Anytime I go into a new bookstore, and especially a used one, I check the poetry section for my favorite poemer Richard Brautigan. I am almost inevitably always disappointed, but A Capella had an entire shelf of his stuff, including several books of his I had never heard of, let alone read. I bought a collectible first edition, a paperback of a relatively recent novel and a collection of posthumous works presumably discovered among the detritus after his tragic suicide. That should be enough to keep me in hippie poetry and prose for a while.

Since I came to Gaiman late, I have a lot of catching up to do and while I read his most recent short story collection back in October of 2006, I’ve never picked up his earlier collection Smoke and Mirrors. My copy of Neverwhere (see last month) had a teaser story from it and I’m trying to read more short stories this year, so it seems like a perfect fit.

The inspiration for this monthly post is Nick Hornby’s The Polysyllabic Spree and its sequel Housekeeping vs. The Dust which is a collection of articles where he chronicles the books he buys and reads every month and using them as a jumping off point for riffs on pop culture. I’ll never hold a candle to Hornby, but it’s a fantastic concept I can only humbly ape.

So I am now seriously backlogged more than even before. Hopefully I can show some progress for March. Until then, keep reading.

4 comments:

Sue T. said...

I *LOVED* The Polysyllabic Spree and had no idea there was a sequel!!! Hooray!!!
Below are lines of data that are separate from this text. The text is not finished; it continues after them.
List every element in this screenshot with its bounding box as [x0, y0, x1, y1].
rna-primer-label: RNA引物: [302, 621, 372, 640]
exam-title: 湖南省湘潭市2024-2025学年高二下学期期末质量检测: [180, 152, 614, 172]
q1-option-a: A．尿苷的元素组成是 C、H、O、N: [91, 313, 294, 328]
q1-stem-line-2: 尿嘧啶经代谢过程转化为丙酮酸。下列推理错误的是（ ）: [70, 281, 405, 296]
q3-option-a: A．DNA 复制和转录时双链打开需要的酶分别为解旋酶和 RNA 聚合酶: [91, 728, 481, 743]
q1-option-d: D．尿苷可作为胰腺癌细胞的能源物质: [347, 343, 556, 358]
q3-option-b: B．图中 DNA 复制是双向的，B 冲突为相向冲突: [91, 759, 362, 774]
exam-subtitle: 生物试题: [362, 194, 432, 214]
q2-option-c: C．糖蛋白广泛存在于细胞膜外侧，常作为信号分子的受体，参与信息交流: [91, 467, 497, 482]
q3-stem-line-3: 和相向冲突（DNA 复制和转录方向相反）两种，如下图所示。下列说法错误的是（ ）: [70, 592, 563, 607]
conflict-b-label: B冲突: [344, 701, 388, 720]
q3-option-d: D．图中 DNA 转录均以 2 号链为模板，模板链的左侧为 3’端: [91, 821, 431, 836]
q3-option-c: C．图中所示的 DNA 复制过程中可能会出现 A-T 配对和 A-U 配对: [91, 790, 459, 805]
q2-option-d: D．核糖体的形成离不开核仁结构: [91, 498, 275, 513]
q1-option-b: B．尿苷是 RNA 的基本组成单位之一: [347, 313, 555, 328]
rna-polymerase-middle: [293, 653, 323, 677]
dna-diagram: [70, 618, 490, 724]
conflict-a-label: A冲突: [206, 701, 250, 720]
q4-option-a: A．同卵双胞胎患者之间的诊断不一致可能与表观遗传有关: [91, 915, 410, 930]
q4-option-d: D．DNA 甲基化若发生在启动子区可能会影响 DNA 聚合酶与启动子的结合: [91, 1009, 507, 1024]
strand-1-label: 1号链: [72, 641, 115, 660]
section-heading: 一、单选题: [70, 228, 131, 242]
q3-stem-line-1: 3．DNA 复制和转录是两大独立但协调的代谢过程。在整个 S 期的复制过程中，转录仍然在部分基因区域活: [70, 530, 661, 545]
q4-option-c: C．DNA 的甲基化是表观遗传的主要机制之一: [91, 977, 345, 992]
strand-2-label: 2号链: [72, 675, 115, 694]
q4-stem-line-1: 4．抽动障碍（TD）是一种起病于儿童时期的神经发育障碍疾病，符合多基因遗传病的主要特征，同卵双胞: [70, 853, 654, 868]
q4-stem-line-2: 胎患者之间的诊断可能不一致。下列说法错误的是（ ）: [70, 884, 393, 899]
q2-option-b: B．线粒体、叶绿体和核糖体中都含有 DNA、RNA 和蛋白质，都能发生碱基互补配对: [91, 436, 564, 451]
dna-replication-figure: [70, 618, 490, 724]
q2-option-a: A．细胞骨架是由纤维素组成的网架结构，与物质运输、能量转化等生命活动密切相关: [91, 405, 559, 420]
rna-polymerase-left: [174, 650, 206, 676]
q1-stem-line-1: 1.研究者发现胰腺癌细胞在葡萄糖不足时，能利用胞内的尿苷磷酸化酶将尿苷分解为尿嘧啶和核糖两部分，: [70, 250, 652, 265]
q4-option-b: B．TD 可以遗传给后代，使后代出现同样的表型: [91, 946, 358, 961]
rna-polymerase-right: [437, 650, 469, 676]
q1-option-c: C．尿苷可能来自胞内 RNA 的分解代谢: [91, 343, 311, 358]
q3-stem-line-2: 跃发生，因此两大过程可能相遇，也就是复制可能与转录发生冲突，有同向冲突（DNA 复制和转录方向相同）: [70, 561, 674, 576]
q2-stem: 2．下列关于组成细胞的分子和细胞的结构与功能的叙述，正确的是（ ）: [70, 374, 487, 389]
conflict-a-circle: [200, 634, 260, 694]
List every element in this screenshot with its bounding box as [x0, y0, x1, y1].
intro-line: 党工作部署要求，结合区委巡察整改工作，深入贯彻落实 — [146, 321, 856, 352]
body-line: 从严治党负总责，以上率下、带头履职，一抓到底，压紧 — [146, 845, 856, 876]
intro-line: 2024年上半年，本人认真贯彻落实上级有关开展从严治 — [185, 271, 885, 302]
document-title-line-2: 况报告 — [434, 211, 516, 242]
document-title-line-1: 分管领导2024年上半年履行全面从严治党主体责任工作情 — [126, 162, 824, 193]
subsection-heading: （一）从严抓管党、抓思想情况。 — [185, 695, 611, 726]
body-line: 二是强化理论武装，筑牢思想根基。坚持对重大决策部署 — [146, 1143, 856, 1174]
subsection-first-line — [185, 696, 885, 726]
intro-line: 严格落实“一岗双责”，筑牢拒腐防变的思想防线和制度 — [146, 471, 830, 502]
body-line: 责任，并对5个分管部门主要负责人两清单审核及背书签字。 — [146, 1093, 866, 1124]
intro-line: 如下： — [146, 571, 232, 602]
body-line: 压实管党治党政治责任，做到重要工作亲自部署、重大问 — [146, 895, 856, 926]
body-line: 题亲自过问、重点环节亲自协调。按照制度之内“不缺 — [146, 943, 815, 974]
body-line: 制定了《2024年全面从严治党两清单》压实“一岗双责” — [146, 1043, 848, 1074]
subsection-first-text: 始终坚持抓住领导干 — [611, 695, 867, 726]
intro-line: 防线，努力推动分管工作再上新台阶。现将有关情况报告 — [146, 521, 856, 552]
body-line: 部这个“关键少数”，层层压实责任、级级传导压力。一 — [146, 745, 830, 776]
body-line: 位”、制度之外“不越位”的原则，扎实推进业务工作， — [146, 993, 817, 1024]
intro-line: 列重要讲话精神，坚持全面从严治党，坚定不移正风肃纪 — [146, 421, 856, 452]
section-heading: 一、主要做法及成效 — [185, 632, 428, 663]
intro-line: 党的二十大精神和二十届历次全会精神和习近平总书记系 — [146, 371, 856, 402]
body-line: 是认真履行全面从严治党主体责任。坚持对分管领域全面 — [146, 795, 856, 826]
Jeff and Charli Lee said...

Cool Vonnegut find! Plus, it was dramatized by Sergel... whatever that means.

The Mistress of the Dark said...

I've been trying to finish Skinny Legs & All for a week. It's driving me mad!

yellojkt said...

sue,
Polysyllabic Spree was a series of magazine columns, so as long as Hornby writes the columns, he can publish the books.

jeff,
This was a play based on Kurt Vonnegut stories the Sergel guy wrote the play, not Kurt.

motd,
Tom Robbins is very good, but sometimes it does take a while to get going on a book.